The capacitor valve is 100uf 16v and is causing a 5 min time delay with the variable turned up full.
The kit is this one from maplins
http://www.maplin.co.uk/universal-timer-kit-3315
I am hoping to create a 2hr + delay
Thanks Jonathan
 

thatoneguy

Joined Feb 19, 2009
6,359
Vellman usually includes a schematic in the manual, can you scan/post it as an attachment?

It should look like This One

If the cap is 100uF, I'm guessing the resistor is 47k (Yellow, Violet, Red).

For a 2hr timer, you'd need to use a larger resistor as well, and accuracy won't be perfect. Time (seconds) is 1.1 * R * C , for 7200 seconds, you'd need a 500k resistor and a large 12,000 uF cap (wouldn't fit on the board). If you go with a higher resistor, the delay is less accurate (5% of 1,000,000 is a lot more than 5% of 500,000). Capacitors also are +20%-50% tolerance, so I hope you aren't looking for exactly 2 hours.
 

Wendy

Joined Mar 24, 2008
23,415
I would say this is doable with a 555, or a CMOS 555 (longer duration). Really long times usually use counters though, then the number of counts is reached it triggers an alarm.
 

Thread Starter

mariotech

Joined Jan 29, 2011
2
Hi yes that is the Schematic for this kit. The time does not need to be accurate at all. If I replace the cap which number resistor is the one I need to replace.
Thanks Jonathan
 

Wendy

Joined Mar 24, 2008
23,415
I really don't understand what R2 and R3 do, they are the same ratio's as the internal 555 resistors, and the voltage at pin 5 would still be at the 2/3 Vcc voltage. I'm not sure why they are there. I suspect it is to lengthen the timing duration, but I don't see how it could do that. Maybe someone else would have some insight on that.

This design should be able to reach 242 seconds. You want to reach 7200 seconds (2 Hours). Your resistance is about a large as it can get, so the cap has to change. Looking at it C2 would need to be 3,000µF. For a 555 this is about the only way. You could attach a capacitor on the bottom across the existing C2.

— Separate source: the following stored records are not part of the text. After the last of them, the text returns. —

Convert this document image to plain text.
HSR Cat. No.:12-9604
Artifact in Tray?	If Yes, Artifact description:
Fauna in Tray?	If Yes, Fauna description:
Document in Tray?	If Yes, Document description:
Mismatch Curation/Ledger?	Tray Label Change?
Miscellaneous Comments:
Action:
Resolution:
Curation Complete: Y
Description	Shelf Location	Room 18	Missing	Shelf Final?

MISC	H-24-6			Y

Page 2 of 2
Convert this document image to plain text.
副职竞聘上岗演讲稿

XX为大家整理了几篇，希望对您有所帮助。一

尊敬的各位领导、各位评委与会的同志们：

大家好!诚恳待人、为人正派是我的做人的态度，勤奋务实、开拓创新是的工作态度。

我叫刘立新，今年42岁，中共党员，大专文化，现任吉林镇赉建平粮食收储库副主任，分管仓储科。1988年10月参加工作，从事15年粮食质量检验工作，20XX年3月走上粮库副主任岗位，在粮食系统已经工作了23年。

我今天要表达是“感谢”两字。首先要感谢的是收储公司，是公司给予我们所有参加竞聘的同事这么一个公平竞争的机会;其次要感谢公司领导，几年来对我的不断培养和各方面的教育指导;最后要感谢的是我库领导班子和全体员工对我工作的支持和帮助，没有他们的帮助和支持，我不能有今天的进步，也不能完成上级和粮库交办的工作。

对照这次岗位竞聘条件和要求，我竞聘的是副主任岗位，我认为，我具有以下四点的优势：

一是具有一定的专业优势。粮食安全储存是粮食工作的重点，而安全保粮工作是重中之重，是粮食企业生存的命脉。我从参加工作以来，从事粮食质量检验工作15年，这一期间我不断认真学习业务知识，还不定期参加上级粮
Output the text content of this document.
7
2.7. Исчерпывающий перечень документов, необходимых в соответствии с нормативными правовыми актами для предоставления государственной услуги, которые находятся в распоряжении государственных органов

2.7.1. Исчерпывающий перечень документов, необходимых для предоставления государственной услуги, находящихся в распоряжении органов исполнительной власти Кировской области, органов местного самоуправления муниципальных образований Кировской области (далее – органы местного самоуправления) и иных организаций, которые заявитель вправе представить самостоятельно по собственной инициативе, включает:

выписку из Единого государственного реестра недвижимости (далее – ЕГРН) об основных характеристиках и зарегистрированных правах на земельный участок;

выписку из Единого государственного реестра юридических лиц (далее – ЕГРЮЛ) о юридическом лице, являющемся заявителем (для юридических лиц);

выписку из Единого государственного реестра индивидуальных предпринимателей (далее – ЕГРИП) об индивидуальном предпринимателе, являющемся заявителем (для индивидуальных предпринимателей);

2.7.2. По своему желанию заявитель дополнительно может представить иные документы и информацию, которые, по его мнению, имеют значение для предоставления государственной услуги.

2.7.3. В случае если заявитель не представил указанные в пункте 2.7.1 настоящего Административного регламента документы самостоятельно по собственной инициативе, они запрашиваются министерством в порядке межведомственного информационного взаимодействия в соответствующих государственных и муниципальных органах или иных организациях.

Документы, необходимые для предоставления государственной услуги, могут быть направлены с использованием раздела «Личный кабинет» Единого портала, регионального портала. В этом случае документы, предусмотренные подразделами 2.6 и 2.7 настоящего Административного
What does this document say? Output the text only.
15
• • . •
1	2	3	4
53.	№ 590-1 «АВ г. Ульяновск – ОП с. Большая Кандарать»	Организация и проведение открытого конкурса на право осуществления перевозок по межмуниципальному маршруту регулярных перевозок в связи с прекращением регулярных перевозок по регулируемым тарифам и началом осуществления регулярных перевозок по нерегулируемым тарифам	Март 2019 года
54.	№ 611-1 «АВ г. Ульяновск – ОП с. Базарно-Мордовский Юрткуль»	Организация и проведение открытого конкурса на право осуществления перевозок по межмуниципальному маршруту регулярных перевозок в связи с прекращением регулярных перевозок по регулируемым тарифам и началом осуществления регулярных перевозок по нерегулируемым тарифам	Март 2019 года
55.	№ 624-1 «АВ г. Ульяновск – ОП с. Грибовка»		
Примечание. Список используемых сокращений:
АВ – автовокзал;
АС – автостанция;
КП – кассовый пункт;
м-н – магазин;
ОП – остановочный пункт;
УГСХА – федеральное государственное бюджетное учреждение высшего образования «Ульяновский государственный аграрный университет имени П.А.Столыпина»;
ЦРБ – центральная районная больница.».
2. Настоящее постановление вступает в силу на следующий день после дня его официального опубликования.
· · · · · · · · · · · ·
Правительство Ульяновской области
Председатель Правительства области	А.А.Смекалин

Old electrolytics may not work well for this application, as the charge current is so low (about ½ µa). It is a common failure mode so I'm told. A new one should work OK though.

I have a article for something similar, 555 Monostable.
 

CDRIVE

Joined Jul 1, 2008
2,219
I would say this is doable with a 555, or a CMOS 555 (longer duration). Really long times usually use counters though, then the number of counts is reached it triggers an alarm.
I doubt that the chip exists any longer but many years ago (I think it was MAX) made a hybrid chip that was comprised of a 555 and two counters. It was capable of long time-outs into hours.